Configuration expose une liste blanche de réglages PostgreSQL. Les valeurs sont vérifiées contre la plage que votre plan autorise réellement avant d'atteindre le serveur : un mauvais réglage est donc refusé dans le formulaire au lieu de casser un redémarrage. Vider un champ rend ce réglage à sa valeur par défaut.
Réseau est l'endroit où l'on active l'accès externe, et cela vient avec une règle : une liste
d'adresses IP autorisées est obligatoire. La plateforme n'expose pas une base à l'internet entier, il
n'y a donc aucun moyen d'activer l'accès externe sans dire qui a le droit de se connecter. Les adresses
s'écrivent en notation CIDR, comme 203.0.113.10/32, et les connexions passent par TLS.

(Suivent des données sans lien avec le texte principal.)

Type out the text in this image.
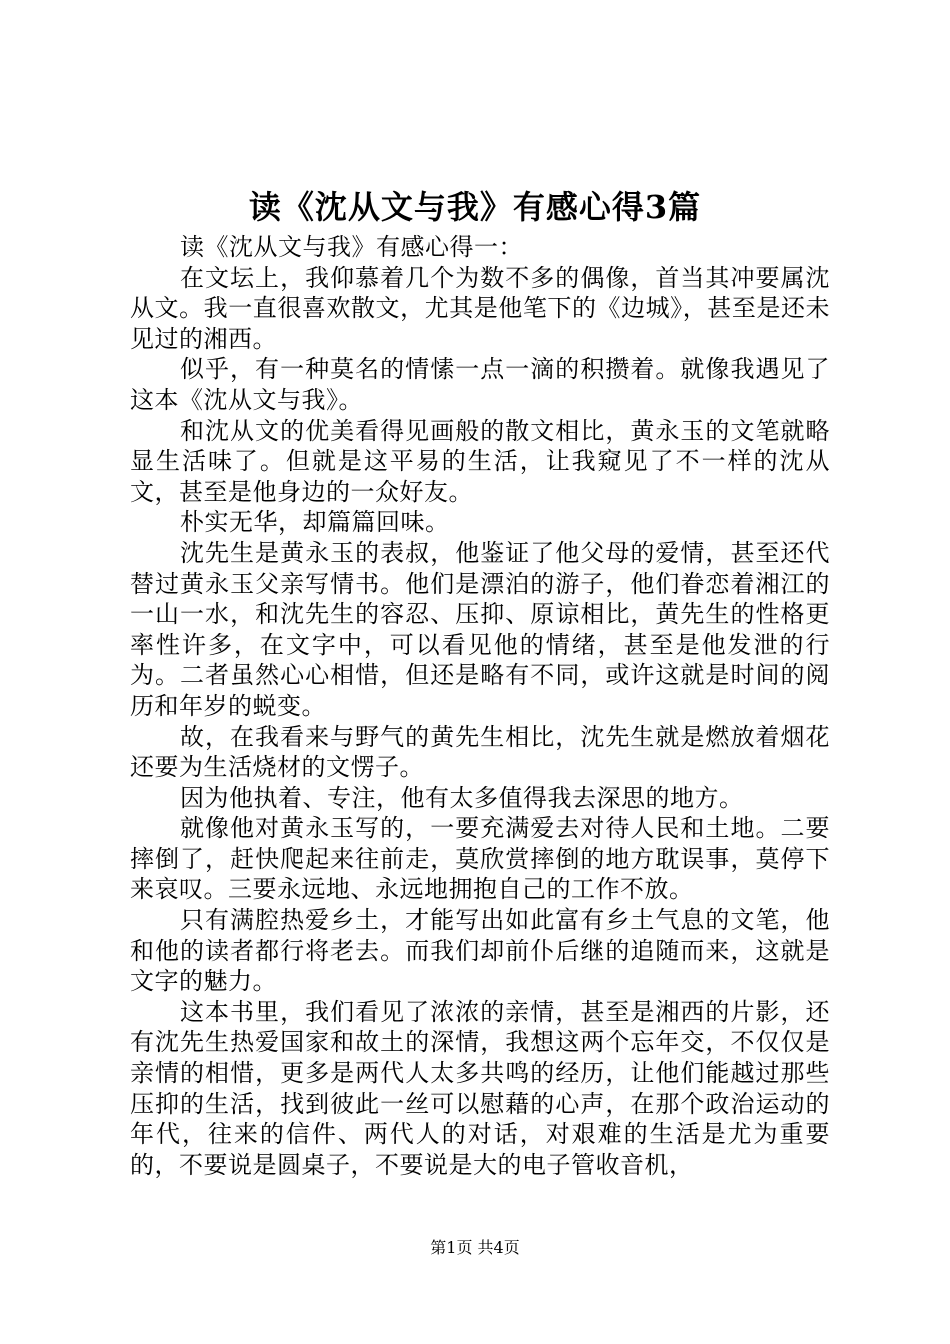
读《沈从文与我》有感心得3篇

读《沈从文与我》有感心得一：

在文坛上，我仰慕着几个为数不多的偶像，首当其冲要属沈从文。我一直很喜欢散文，尤其是他笔下的《边城》，甚至是还未见过的湘西。

似乎，有一种莫名的情愫一点一滴的积攒着。就像我遇见了这本《沈从文与我》。

和沈从文的优美看得见画般的散文相比，黄永玉的文笔就略显生活味了。但就是这平易的生活，让我窥见了不一样的沈从文，甚至是他身边的一众好友。

朴实无华，却篇篇回味。

沈先生是黄永玉的表叔，他鉴证了他父母的爱情，甚至还代替过黄永玉父亲写情书。他们是漂泊的游子，他们眷恋着湘江的一山一水，和沈先生的容忍、压抑、原谅相比，黄先生的性格更率性许多，在文字中，可以看见他的情绪，甚至是他发泄的行为。二者虽然心心相惜，但还是略有不同，或许这就是时间的阅历和年岁的蜕变。

故，在我看来与野气的黄先生相比，沈先生就是燃放着烟花还要为生活烧材的文愣子。

因为他执着、专注，他有太多值得我去深思的地方。

就像他对黄永玉写的，一要充满爱去对待人民和土地。二要摔倒了，赶快爬起来往前走，莫欣赏摔倒的地方耽误事，莫停下来哀叹。三要永远地、永远地拥抱自己的工作不放。

只有满腔热爱乡土，才能写出如此富有乡土气息的文笔，他和他的读者都行将老去。而我们却前仆后继的追随而来，这就是文字的魅力。

这本书里，我们看见了浓浓的亲情，甚至是湘西的片影，还有沈先生热爱国家和故土的深情，我想这两个忘年交，不仅仅是亲情的相惜，更多是两代人太多共鸣的经历，让他们能越过那些压抑的生活，找到彼此一丝可以慰藉的心声，在那个政治运动的年代，往来的信件、两代人的对话，对艰难的生活是尤为重要的，不要说是圆桌子，不要说是大的电子管收音机，

第1页 共4页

Quand ça refuse, et qui a le droit
| Ce que vous voyez | Ce que cela signifie |
|---|---|
| Solde insuffisant pour cette base | Le contrôle prépayé. Rechargez, puis réessayez. |
| Votre compte est suspendu | Des factures impayées ; réglez-les d'abord. |
| La facturation est temporairement indisponible | Le contrôle n'a pas pu être joint, donc rien n'a été créé. Réessayez sous peu. |
| Le stockage ne peut que grandir | Réduire le stockage est impossible. Restaurez dans un nouveau cluster à la place. |
| La base doit être en service | Redimensionnement, réglages, sauvegardes et attachements exigent tous un cluster en service. |
| Cette base héberge la principale de N environnement(s) | La suppression refuse tant que des environnements tournent dessus. Déplacez-les d'abord. |
| Une liste d'IP autorisées est requise | Dites qui peut se connecter avant d'ouvrir la porte. |
Quatre permissions découpent cette surface : database.view pour voir les
clusters, database.create pour en ajouter un, database.manage pour redimensionner, configurer et
ouvrir l'accès externe, et database.connect pour les identifiants et les attachements. La suppression
reste aux administrateurs et propriétaires de l'équipe — comme supprimer un environnement, elle détruit
des données.
Une dernière chose à lire avant de cliquer dessus. Supprimer un cluster détruit son stockage et toutes ses sauvegardes : aucune restauration n'est ensuite possible, depuis nulle part. Les environnements qui lui sont attachés perdent leurs variables et redémarrent. La confirmation énumère tout cela et demande de saisir le nom du cluster — et cette énumération est exacte, ce qui est la seule raison de la lire.